River in Saskatchewan, Canada

Notukeu Creek is a river in the Canadian province of Saskatchewan. Notukeu means "battle" in the local Indigenous language. The river begins at Notukeu Lake north-east of Shaunavon and flows along the northern slopes of the Wood Mountain Hills east to the Wood River north-east of Gravelbourg. From source to mouth, the river drops about 200 m in elevation. Highway 13 and a shortline railway follow it for much of its length. Several communities, rural municipalities, bridges, two reservoirs, and a regional park are also along its course.

Notukeu Creek, being a tributary of the Wood River, is within a closed watershed. The Wood River flows north into Old Wives Lake, which has no outflow.

== River's course ==
Notukeu Creek begins at an elevation of almost 900 m above sea level in the Rural Municipality of Bone Creek No. 108 at Notukeu Lake about 14 km north-east of the town of Shaunavon. It flows out of the south-east corner of the lake where it is met by Grassy Creek. From that confluence, the river heads east where it is followed closely by the Great Western Railway (formerly a Canadian Pacific Railway line) and Highway 13. About 6 km from its source, the river crosses Highway 13 and then approaches an abandoned six-arch bowstring bridge that was built in 1936. The bridge is about 90 m long, crosses over Notukeu Creek and the railway, and is part of the original routing of Highway 13.

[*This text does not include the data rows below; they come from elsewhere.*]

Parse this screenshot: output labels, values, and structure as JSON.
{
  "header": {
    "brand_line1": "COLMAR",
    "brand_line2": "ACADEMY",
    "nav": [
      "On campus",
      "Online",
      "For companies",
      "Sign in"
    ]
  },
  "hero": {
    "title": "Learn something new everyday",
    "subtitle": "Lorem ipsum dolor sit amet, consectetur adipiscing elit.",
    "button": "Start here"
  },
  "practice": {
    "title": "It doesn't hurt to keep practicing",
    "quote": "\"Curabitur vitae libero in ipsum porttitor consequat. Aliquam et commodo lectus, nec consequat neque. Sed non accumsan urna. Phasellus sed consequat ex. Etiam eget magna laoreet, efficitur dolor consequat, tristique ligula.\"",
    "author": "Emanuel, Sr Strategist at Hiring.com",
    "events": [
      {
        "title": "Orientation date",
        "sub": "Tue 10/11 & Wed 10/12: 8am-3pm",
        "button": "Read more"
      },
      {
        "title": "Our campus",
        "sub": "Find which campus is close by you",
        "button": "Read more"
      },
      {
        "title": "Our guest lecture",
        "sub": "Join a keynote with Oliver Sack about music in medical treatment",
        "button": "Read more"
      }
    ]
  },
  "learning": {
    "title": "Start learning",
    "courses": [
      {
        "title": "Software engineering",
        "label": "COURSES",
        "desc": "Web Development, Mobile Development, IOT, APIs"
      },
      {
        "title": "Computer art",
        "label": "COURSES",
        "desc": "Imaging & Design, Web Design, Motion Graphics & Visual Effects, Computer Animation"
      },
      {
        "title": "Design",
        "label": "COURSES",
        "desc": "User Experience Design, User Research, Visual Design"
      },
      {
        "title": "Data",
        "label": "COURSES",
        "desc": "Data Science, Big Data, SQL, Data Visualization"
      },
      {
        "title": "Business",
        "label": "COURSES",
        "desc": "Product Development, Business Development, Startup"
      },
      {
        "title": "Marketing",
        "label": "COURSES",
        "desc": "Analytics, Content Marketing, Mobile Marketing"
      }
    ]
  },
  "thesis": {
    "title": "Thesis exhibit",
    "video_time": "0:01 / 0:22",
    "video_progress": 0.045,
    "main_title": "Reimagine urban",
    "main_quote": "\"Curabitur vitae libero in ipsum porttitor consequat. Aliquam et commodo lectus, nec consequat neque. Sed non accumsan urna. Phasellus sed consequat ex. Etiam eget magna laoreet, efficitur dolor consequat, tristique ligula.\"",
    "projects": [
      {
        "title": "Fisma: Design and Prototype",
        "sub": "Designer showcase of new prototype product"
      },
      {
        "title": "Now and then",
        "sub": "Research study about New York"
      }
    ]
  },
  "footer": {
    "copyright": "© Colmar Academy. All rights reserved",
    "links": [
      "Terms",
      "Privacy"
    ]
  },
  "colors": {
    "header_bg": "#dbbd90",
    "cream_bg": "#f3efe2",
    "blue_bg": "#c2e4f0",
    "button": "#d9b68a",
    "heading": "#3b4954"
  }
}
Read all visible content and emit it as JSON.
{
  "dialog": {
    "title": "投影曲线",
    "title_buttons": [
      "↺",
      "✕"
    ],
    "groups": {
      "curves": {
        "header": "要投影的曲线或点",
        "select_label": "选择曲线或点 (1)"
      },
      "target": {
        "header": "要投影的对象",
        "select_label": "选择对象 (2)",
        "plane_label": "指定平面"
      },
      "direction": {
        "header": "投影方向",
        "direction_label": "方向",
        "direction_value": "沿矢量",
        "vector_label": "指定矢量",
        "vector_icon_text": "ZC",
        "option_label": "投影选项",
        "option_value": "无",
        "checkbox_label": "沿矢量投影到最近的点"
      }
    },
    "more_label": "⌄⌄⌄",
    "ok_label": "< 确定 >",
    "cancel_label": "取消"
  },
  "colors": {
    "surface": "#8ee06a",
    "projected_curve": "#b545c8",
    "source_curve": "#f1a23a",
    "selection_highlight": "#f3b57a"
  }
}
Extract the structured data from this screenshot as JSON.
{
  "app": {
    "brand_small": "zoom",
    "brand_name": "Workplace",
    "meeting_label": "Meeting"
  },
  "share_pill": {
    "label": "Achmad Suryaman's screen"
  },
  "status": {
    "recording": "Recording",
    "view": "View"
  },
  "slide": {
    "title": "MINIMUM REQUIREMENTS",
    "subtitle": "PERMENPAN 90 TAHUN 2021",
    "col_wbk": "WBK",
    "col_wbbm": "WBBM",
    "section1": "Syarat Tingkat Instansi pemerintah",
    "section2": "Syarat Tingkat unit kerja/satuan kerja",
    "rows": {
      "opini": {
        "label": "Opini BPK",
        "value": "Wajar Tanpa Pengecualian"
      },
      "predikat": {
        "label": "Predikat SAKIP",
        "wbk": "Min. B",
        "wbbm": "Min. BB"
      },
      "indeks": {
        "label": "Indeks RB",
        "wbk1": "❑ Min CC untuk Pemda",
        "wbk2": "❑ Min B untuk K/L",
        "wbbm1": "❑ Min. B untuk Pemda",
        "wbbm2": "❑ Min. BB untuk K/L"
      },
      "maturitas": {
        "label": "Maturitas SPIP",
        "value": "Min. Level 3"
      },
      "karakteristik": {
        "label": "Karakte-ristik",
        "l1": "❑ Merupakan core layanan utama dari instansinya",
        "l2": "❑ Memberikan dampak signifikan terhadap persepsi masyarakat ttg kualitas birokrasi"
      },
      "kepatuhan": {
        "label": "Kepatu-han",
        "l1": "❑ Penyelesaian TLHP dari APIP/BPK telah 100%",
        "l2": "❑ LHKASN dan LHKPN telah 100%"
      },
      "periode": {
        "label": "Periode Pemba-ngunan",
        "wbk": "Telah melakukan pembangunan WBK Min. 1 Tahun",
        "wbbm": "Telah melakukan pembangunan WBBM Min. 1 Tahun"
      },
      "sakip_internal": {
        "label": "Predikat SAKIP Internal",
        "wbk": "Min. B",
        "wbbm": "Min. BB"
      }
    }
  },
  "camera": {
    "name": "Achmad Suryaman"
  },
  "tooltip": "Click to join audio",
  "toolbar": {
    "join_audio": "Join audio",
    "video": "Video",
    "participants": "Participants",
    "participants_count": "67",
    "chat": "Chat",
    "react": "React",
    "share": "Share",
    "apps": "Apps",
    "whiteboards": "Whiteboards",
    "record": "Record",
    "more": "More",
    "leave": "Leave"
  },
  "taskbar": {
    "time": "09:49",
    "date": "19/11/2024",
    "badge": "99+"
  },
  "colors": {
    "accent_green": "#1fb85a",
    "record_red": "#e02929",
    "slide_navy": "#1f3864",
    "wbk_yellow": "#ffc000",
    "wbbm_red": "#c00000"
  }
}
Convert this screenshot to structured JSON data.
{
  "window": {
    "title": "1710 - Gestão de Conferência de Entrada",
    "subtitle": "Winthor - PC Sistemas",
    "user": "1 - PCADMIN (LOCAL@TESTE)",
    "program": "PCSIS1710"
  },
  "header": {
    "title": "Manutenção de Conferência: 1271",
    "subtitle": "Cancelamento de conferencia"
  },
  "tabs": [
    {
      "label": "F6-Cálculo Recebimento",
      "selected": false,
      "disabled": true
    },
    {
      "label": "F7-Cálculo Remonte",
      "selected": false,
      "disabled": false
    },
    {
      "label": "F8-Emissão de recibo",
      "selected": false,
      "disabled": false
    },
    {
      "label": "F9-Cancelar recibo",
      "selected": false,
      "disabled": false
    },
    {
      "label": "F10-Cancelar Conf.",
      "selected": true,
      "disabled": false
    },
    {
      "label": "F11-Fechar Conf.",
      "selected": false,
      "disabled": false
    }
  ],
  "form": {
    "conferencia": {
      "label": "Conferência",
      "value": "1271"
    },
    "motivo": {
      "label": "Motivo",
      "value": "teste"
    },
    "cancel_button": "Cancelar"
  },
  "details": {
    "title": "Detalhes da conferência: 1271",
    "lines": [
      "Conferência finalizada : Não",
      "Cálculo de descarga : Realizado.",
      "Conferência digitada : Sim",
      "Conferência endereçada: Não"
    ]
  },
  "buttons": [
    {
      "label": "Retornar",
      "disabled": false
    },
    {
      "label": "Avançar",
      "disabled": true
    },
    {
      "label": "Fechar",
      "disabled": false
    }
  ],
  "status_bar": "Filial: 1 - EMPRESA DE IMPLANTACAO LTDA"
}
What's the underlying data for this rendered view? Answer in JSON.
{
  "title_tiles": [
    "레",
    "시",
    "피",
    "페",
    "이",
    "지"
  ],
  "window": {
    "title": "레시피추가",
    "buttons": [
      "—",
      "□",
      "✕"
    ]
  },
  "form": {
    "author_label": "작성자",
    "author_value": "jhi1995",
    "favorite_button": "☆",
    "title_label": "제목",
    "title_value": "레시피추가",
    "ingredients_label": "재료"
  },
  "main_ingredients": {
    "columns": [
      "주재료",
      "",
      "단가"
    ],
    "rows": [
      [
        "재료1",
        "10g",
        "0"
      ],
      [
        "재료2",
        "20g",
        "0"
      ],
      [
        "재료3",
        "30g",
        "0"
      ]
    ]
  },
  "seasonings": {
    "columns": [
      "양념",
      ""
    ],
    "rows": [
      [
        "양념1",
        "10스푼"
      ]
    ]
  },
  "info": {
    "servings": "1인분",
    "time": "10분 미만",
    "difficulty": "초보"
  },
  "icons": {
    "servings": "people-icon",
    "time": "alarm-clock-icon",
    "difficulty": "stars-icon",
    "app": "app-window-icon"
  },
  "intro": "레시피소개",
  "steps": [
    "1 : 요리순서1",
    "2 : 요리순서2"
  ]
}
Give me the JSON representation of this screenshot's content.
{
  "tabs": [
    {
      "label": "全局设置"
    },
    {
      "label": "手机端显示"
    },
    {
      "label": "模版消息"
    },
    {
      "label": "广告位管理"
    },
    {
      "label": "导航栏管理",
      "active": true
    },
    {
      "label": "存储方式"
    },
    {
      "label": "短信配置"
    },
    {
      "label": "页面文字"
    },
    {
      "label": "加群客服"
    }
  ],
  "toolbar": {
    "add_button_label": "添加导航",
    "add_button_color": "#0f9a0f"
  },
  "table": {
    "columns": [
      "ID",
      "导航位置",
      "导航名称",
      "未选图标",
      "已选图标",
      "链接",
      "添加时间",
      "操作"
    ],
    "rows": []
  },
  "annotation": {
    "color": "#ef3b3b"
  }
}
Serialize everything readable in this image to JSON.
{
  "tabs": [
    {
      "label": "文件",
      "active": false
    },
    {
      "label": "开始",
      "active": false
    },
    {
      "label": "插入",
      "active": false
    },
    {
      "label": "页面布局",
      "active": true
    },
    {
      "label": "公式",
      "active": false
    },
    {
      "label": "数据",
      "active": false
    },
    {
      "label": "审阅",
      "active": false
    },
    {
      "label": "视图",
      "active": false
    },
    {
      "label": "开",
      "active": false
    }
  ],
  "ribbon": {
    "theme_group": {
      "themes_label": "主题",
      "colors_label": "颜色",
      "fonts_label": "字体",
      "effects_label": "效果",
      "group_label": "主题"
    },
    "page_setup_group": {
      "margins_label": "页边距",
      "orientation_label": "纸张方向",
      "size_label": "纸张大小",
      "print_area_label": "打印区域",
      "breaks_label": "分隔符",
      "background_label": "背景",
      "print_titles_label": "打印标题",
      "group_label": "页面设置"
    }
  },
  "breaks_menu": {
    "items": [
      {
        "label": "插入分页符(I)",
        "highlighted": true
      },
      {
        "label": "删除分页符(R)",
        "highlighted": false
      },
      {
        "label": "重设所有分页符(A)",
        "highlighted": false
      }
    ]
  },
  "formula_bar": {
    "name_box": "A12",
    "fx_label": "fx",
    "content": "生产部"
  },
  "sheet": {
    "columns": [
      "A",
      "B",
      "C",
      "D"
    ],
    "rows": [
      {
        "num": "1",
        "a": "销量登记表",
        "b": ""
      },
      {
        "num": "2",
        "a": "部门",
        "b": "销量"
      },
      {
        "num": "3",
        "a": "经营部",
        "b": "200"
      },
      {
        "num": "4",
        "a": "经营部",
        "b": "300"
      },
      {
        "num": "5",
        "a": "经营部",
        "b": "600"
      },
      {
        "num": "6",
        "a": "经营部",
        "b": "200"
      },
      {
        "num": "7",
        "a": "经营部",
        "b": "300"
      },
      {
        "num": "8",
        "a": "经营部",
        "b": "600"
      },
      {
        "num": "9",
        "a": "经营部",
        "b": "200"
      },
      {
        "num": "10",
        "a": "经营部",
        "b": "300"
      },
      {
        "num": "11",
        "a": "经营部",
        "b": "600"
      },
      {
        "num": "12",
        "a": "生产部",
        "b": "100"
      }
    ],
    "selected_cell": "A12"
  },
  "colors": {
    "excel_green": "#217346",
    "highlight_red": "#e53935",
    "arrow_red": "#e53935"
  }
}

Continuing east from the bridge, Notukeu Creek runs along the western side of Scotsguard then heads south-east where it flows into Admiral Reservoir (built in 1948). From the east end of the lake, it heads north-east to Crichton where it flows north around the village crossing Highway 13 twice. From Crichton, it continues east where it crosses Highway 4 south of Cadillac. Bull Creek meets Notukeu Creek south-east of Cadillac. A short distance east of that confluence, Notukeu Creek turns north where it once again crosses Highway 13 and then empties into Gouverneur Reservoir (built in 1951). At the northern end of the reservoir, the river exits at the dam and travels east to Ponteix. At Ponteix, it crosses Highway 628, runs along the north side of town, and passes through Notukeu Regional Park.

From Ponteix, Notukeu Creek meanders generally north-east towards Vanguard. South of Vanguard, it is met by Russell Creek, crosses Highway 609, and then heads east across Highways 43 and 19. In the RM of Gravelbourg No. 104 about 8 km east-southeast of Bateman and 3 km north of Coppen, the historic Coppen Bridge crosses the river. The bridge, designed for vehicle traffic and built in 1920 by the Dominion Bridge Company, is a single span Pratt through truss bridge that is 31.7 m long and 4.88 m wide. Continuing east from the bridge, Notukeu Creek crosses Highways 610 and 58 before meeting the Wood River about 8 km north-east of Gravelbourg.

Notukeu Creek passes through the rural municipalities of Bone Creek No. 108, Grassy Creek No. 78, Wise Creek No. 77, Auvergne No. 76, Whiska Creek No. 106, Glen Bain No. 105, and Gravelbourg No. 104.